MLD is the core covered component of CLT under S8950. Make sure your therapists' notes describe the technique, duration, and limb treated in enough detail to support the S8950 units billed. "Lymphedema treatment" without specifics doesn't support the per-unit billing structure.
| Previous Version | Current Version |
|---|---|
| Coverage is considered experimental and investigational for all indications | Coverage is considered medically necessary when specific criteria are met |
| Prior authorization is not required | Prior authorization is required for initial treatment |
| Documentation must include clinical history | Documentation must include clinical history |
| Re-review every 24 months | Re-review every 12 months with updated clinical documentation |
CPT, HCPCS, and ICD-10 Codes for Complex Lymphedema Therapy Under cpg157_complex_lymphedema_treatment
The policy lists two codes. That's it. Use them correctly.
Covered HCPCS Codes (When Medical Necessity Criteria Are Met)
| Code | Type | Description |
|---|---|---|
| S8950 | HCPCS | Complex lymphedema therapy, each 15 minutes |
S8950 is your primary billing vehicle for in-office CLT sessions. Bill it per 15-minute increment. Document treatment components — skin and nail care, manual lymph drainage, compression bandaging, therapeutic exercise — in your therapy notes for each visit.

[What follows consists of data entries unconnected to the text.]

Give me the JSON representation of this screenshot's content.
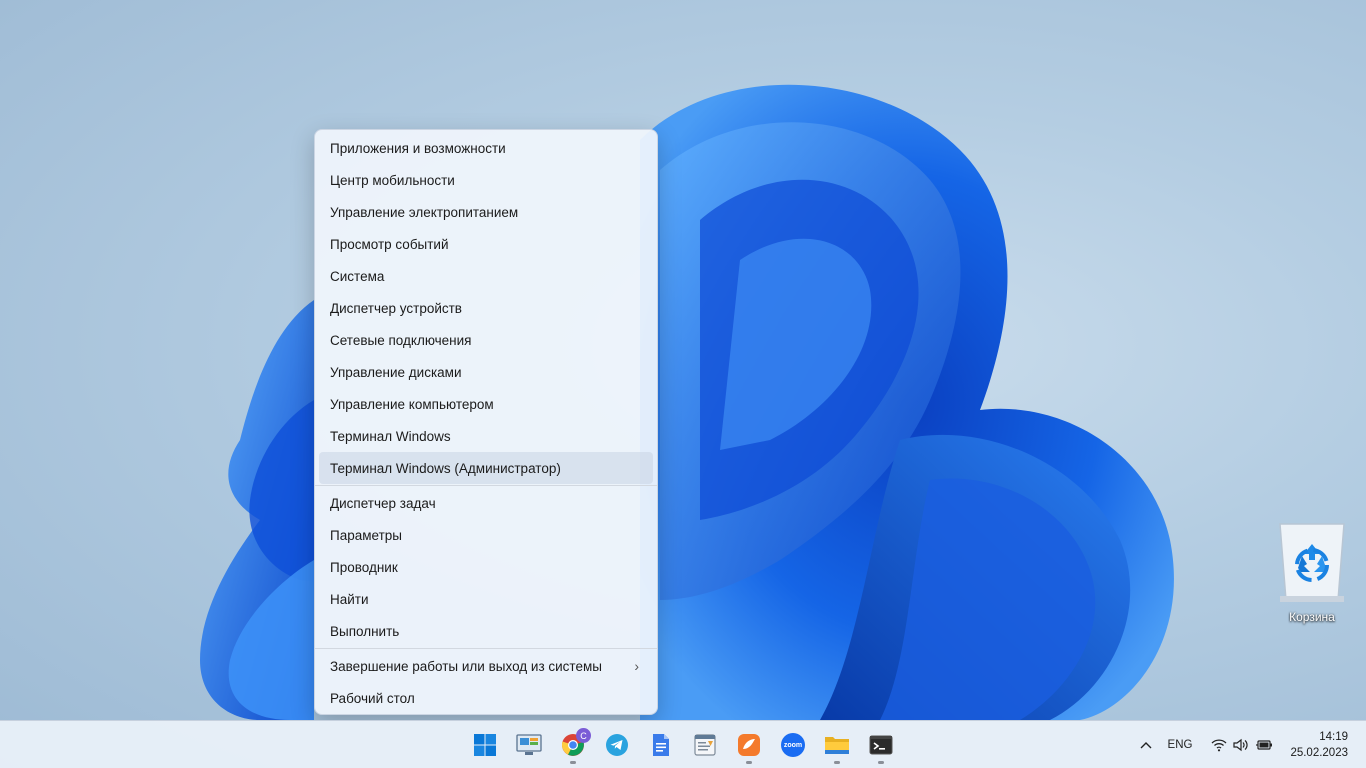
{
  "menu": {
    "group1": [
      {
        "label": "Приложения и возможности"
      },
      {
        "label": "Центр мобильности"
      },
      {
        "label": "Управление электропитанием"
      },
      {
        "label": "Просмотр событий"
      },
      {
        "label": "Система"
      },
      {
        "label": "Диспетчер устройств"
      },
      {
        "label": "Сетевые подключения"
      },
      {
        "label": "Управление дисками"
      },
      {
        "label": "Управление компьютером"
      },
      {
        "label": "Терминал Windows"
      },
      {
        "label": "Терминал Windows (Администратор)"
      }
    ],
    "group2": [
      {
        "label": "Диспетчер задач"
      },
      {
        "label": "Параметры"
      },
      {
        "label": "Проводник"
      },
      {
        "label": "Найти"
      },
      {
        "label": "Выполнить"
      }
    ],
    "group3": [
      {
        "label": "Завершение работы или выход из системы",
        "submenu": true,
        "chevron": "›"
      },
      {
        "label": "Рабочий стол"
      }
    ]
  },
  "desktop": {
    "recycle_bin_label": "Корзина"
  },
  "taskbar": {
    "apps": [
      {
        "name": "start",
        "icon": "windows-logo-icon"
      },
      {
        "name": "desktop-app",
        "icon": "monitor-app-icon"
      },
      {
        "name": "chrome",
        "icon": "chrome-icon",
        "badge": "C"
      },
      {
        "name": "telegram",
        "icon": "telegram-icon"
      },
      {
        "name": "docs",
        "icon": "document-icon"
      },
      {
        "name": "editor",
        "icon": "text-editor-icon"
      },
      {
        "name": "bird-app",
        "icon": "bird-app-icon"
      },
      {
        "name": "zoom",
        "icon": "zoom-icon",
        "label": "zoom"
      },
      {
        "name": "file-explorer",
        "icon": "folder-icon"
      },
      {
        "name": "terminal",
        "icon": "terminal-icon"
      }
    ],
    "tray": {
      "language": "ENG",
      "time": "14:19",
      "date": "25.02.2023"
    }
  },
  "colors": {
    "accent": "#0067c0",
    "wallpaper_blue": "#1a6fe8",
    "menu_bg": "#f0f5fc"
  }
}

Not Covered Under This Policy
| Code | Type | Description | Reason |
|---|---|---|---|
| 97016 | CPT | Application of a modality to 1 or more areas; vasopneumatic devices | Considered not medically necessary for complex lymphedema therapy under CPG157 |
No ICD-10-CM codes are listed in the CPG157 policy data. Your diagnosis coding for primary lymphedema (Q82.0) or secondary lymphedema (I97.2, for post-mastectomy; I89.0 for other secondary) should follow your standard coding guidelines and clinical documentation. Cigna's policy doesn't restrict specific diagnosis codes, but your diagnosis must support the lymphedema indication to establish medical necessity.